Nowadays, bread is bought from shops or directly from bakeries though quite a number of bread-vans still make the rounds. Before the advent of mechanised transport, bread was either sold from the bakeries or by means of a a large box on a horse-drawn cart, usually painted yellow together with the words Good Bread. This so-called karettun tal-hobz (literally meaning bread-cart) had several compartments for the storage of bread together with a drawer where the seller kept a set of weights ranging from an uqija (26.5 grammes) to wizintejn (7.9 kilos). A set of knives was always present together with a measuring scale appended from the upper side. Both were needed to cut pieces of bread to adjust the weight of the loaf being bought. Such carts are now museum pieces.
Up till about 1940, the commonest loaf was that known as tal-mahlut, or mischiato, which was made from a mixture of corn and barley that were sometimes mixed after milling. However, the best mischiato (or mahlut) was obtained from corn and barley sown together and later also crushed together. The end result had an unpleasant colour but it was nourishing and full of flavour. It has not been available since the Second World War. Other types of bread available from Qormi are pthe common Maltese loaf in varying sizes, a pan loaf known as tal-kexxun, and the disc-like flat bread known as ftira. Improvements in commercial production has made possible the development of many varieties of bread which vary in shape, flavour and preparation, the two commonest being a long, narrow crusty French loaf (tal-Franciz) and a kind of fancy English bread (ta' l-Ingliz).

Tuesday, July 1, 2008

The Evolution of Bread

by Noel Buttigieg

The Malta populace were, and still are, mass consumers of bread and sundry grain products. Their body derived most of its calories from this staple food. The central position of bread in their daily lives also became the very centre of social, political and economic life. Although not unique within this framework, this Mediterranean society was often controlled, if not held hostage, by the importance of procuring the daily bread and the omnipresent fear of hunger.

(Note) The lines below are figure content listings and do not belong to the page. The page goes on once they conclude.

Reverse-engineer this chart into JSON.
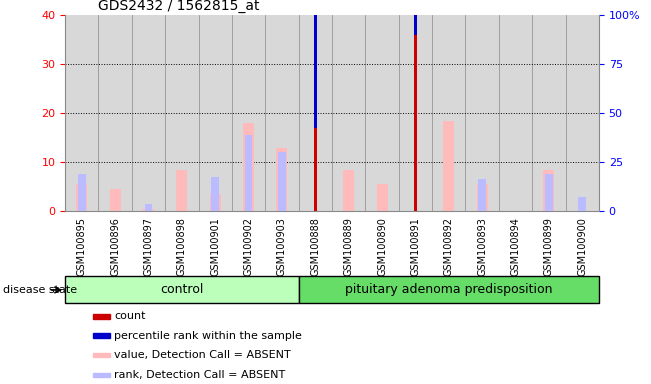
{
  "title": "GDS2432 / 1562815_at",
  "samples": [
    "GSM100895",
    "GSM100896",
    "GSM100897",
    "GSM100898",
    "GSM100901",
    "GSM100902",
    "GSM100903",
    "GSM100888",
    "GSM100889",
    "GSM100890",
    "GSM100891",
    "GSM100892",
    "GSM100893",
    "GSM100894",
    "GSM100899",
    "GSM100900"
  ],
  "n_control": 7,
  "n_pituitary": 9,
  "count": [
    0,
    0,
    0,
    0,
    0,
    0,
    0,
    17,
    0,
    0,
    36,
    0,
    0,
    0,
    0,
    0
  ],
  "percentile": [
    0,
    0,
    0,
    0,
    0,
    0,
    0,
    40,
    0,
    0,
    48,
    0,
    0,
    0,
    0,
    0
  ],
  "value_absent": [
    5.5,
    4.5,
    0.5,
    8.5,
    3.5,
    18,
    13,
    0,
    8.5,
    5.5,
    0,
    18.5,
    5.5,
    0,
    8.5,
    0
  ],
  "rank_absent": [
    7.5,
    0,
    1.5,
    0,
    7.0,
    15.5,
    12,
    0,
    0,
    0,
    0,
    0,
    6.5,
    0,
    7.5,
    3.0
  ],
  "ylim_left": [
    0,
    40
  ],
  "yticks_left": [
    0,
    10,
    20,
    30,
    40
  ],
  "yticks_right_labels": [
    "0",
    "25",
    "50",
    "75",
    "100%"
  ],
  "yticks_right_vals": [
    0,
    10,
    20,
    30,
    40
  ],
  "color_count": "#cc0000",
  "color_percentile": "#0000cc",
  "color_value_absent": "#ffbbbb",
  "color_rank_absent": "#bbbbff",
  "color_control_bg": "#bbffbb",
  "color_pituitary_bg": "#66dd66",
  "color_sample_bg": "#d8d8d8",
  "color_sample_border": "#888888",
  "group_label_control": "control",
  "group_label_pituitary": "pituitary adenoma predisposition",
  "disease_state_label": "disease state",
  "legend": [
    "count",
    "percentile rank within the sample",
    "value, Detection Call = ABSENT",
    "rank, Detection Call = ABSENT"
  ]
}
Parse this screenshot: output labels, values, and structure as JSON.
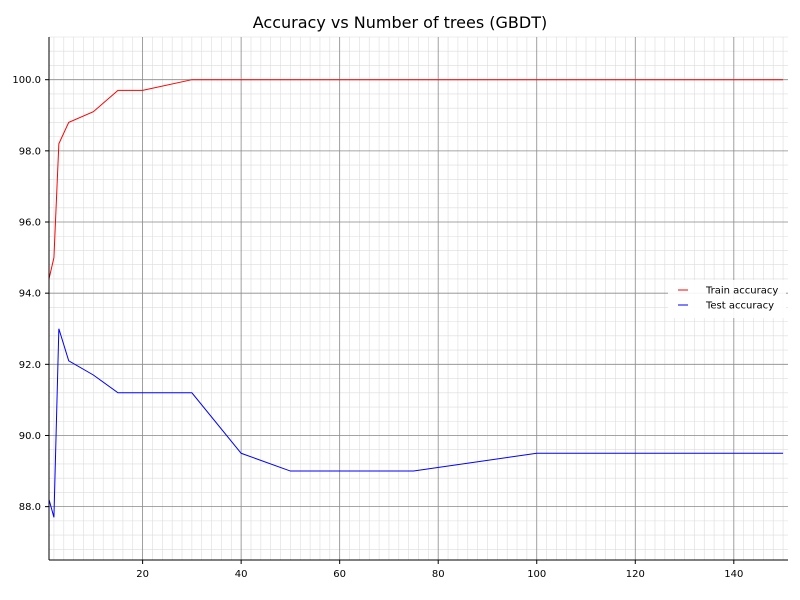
{
  "chart_data": {
    "type": "line",
    "title": "Accuracy vs Number of trees (GBDT)",
    "xlabel": "",
    "ylabel": "",
    "xlim": [
      1,
      151
    ],
    "ylim": [
      86.5,
      101.2
    ],
    "x_ticks": [
      20,
      40,
      60,
      80,
      100,
      120,
      140
    ],
    "y_ticks": [
      88.0,
      90.0,
      92.0,
      94.0,
      96.0,
      98.0,
      100.0
    ],
    "grid": "major-and-minor",
    "legend_position": "right",
    "series": [
      {
        "name": "Train accuracy",
        "color": "#ff0000",
        "x": [
          1,
          2,
          3,
          5,
          10,
          15,
          20,
          30,
          40,
          50,
          75,
          100,
          150
        ],
        "y": [
          94.4,
          95.0,
          98.2,
          98.8,
          99.1,
          99.7,
          99.7,
          100.0,
          100.0,
          100.0,
          100.0,
          100.0,
          100.0
        ]
      },
      {
        "name": "Test accuracy",
        "color": "#0000ff",
        "x": [
          1,
          2,
          3,
          5,
          10,
          15,
          20,
          30,
          40,
          50,
          75,
          100,
          150
        ],
        "y": [
          88.2,
          87.7,
          93.0,
          92.1,
          91.7,
          91.2,
          91.2,
          91.2,
          89.5,
          89.0,
          89.0,
          89.5,
          89.5
        ]
      }
    ]
  }
}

In the case of Malta, these challenges were magnified for several obvious reasons. The scarce natural resources marginalized the island’s ability of provisioning itself. This immediately meant that provisioning depended exclusively on imports particularly from Sicily. When the source experienced scarcity, the islanders faced the imminent danger of hunger. In adverse conditions, the government of the island even adopted forced provisioning by confiscating grain cargoes from any ships calling into the Grand Harbour or plying within the vicinity of the archipelago.

Thus, what often had been described as a narrow and monotonous diet by several contemporary foreign accounts, is strictly conditioned by all those variables which imperiled provisioning, production, rationing and distribution of bread. It is exactly the understanding of these variables that the Bread Festival attempted to achieve over the past years.